女神わたしが配った力はわたしに敵うことは絶対に無い! そう設定したんだ! それでも勝てるなんて思ってるの!?」


「……思ってるわよ」


 お姉ちゃんが流した血が吸い込まれていく。

 今までに無い力がみなぎるのを感じた。


「ひとり分吸い上げたところで……」


「ひとりじゃないッ!」


 この戦いで死んだバックアップ役の彼ら。

 今までの戦いで死んでいった仲間たち。

 あたしを庇って死んだリーダー。

 それだけじゃない。

 ルナが現れてから死んでいったすべての人たち。

 それらの力があたしに収束していく。


 これまで人類が歩んできた道があたしの力になる。


 これは、ただ単に血を吸って強くなる力ではない。それはただの媒介でしかない。

 この異能スキルは、人の死という概念自体を力に変える異能スキルだった。

 そして、今この瞬間あたしが力に変えているのは全人類の死だ。


「そんな……こんな力……わたしの力にそこまでの能力はないはず……!」


「あんたの力じゃない。あたしたちの力よ」


 今や夜闇をまるごと赤く彩るほどに巨大になった大鎌の光。

 それを携えるあたしの姿は、きっと死神みたいに見えただろう。


「……そうか。これが終わりか。ははは……」


 諦めたように笑うルナに、あたしは最後の力をぶつける。

 右上から左下へと一直線に大鎌が振り抜かれ……この星のすべてを乗せた斬撃が、絶対の女神を切り裂いていく。


「が……あああああああッ!」


 光が爆発する。

 耳障りな音とともに、あちこちの空間が裂けた。

 星が止まる。時間の流れまでもが切り裂かれ、世界が活動を停止する。

 裂けたルナの胴体から膨大な光が溢れ――その中でもひときわ強い輝きを放つ星のような粒があちこちに飛散した。 


 ルナの身体が歪む。ねじれ、渦巻き、そして――空間の裂け目に吸い込まれて消えた。


「……………………」


 あたしに集まっていた力が抜けていく。

 この星の人々の想いが、散らばり空に溶けて消える。

 それはまるで花火のような光景で――あたしは久々に、景色が美しいと思ったのだった。


 そして。ここで一度、あたしの意識は途切れる。





 幾時の後、いつかの時。

 あたしは目覚めた。


 あてもなく歩く。

 歩いて歩いて歩き続けて――ようやく気付く。


 いつまで経っても夜が終わらない。

 時間が止まっているようだ。空に浮かぶ月も全く動くことはない。

 そして、この街から出ることもできないようだった。空間が歪み、繋がりが断ち切られているかのようだった。

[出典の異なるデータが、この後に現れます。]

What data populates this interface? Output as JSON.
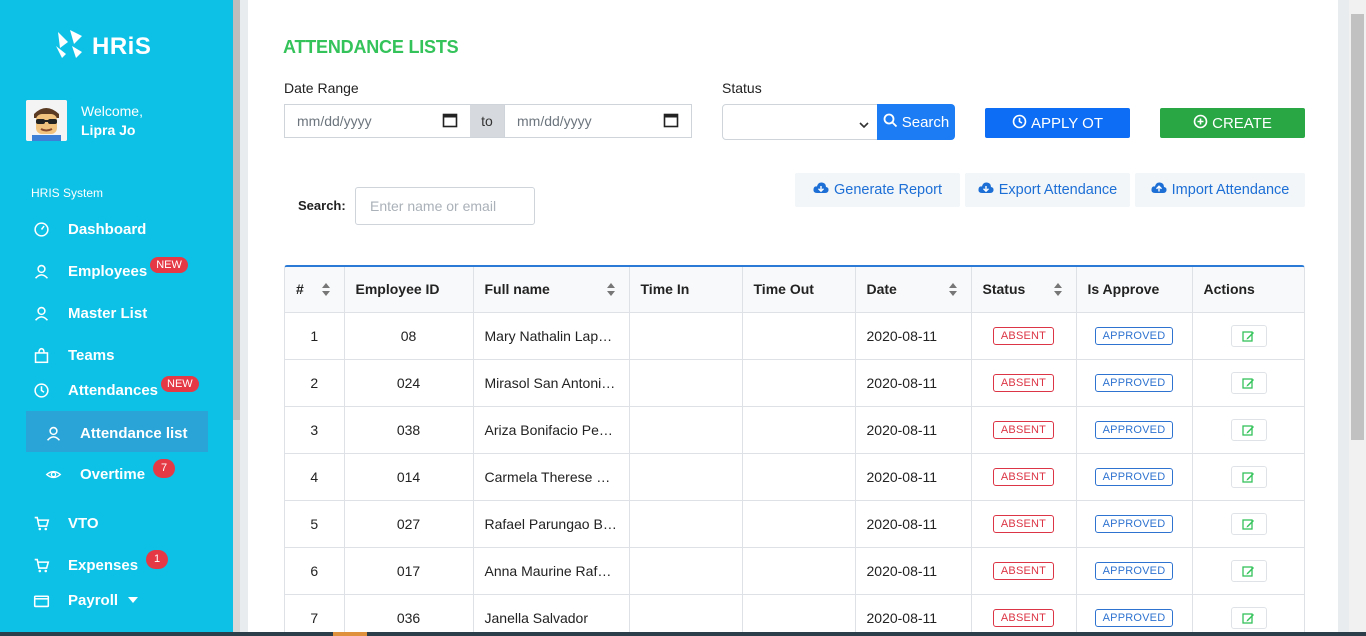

 いつまでたってもお腹は減らない。傷も治らない。廃墟になった薬局から拝借した包帯を巻いてみるも、血がろくに止まらない。それでもあたしが死ぬことはない。あたし自身の時間もおかしくなってしまったのだろう。身体は動けど時間が止まっているからいつまでたっても死ぬことはない。


 この世界は壊れてしまったらしい。

 誰もおらず、時空は歪んでいる。

 あたしはこのまま死ぬこともできず、ずっとこのままなのだろうか。


 それでも。

 あの裂け目に消えてしまったルナだけが気がかりだった。

 あれで消滅したならそれでいいが、もしかしたら別の場所に飛ばされただけかもしれない。

 だからこうして探す。この街から出られないことがわかっていても。


 いつのことだっただろう。

 時間の感覚は消えてしまってよくわからない。

 だが、遠くで誰かが戦っているような音が聞こえた。

 とてもとても離れた場所。あたしはそこを目指してひたすら歩を進める。


 そしてあたしは出会った。


 黒髪に黒い瞳。

 色は違えど、あのルナにそっくりな少女がそこにいた。

 おぼろげな意識の中、殺意が再び燃え上がった。


「…………しぶとい奴。あれだけ切り刻んでやったのにまだ生きてたなんて……でも今度こそ逃がさない。絶対に――――殺してやるわ」


 それが新しい始まり。

 そしてこの記憶の旅も、ここで終わる。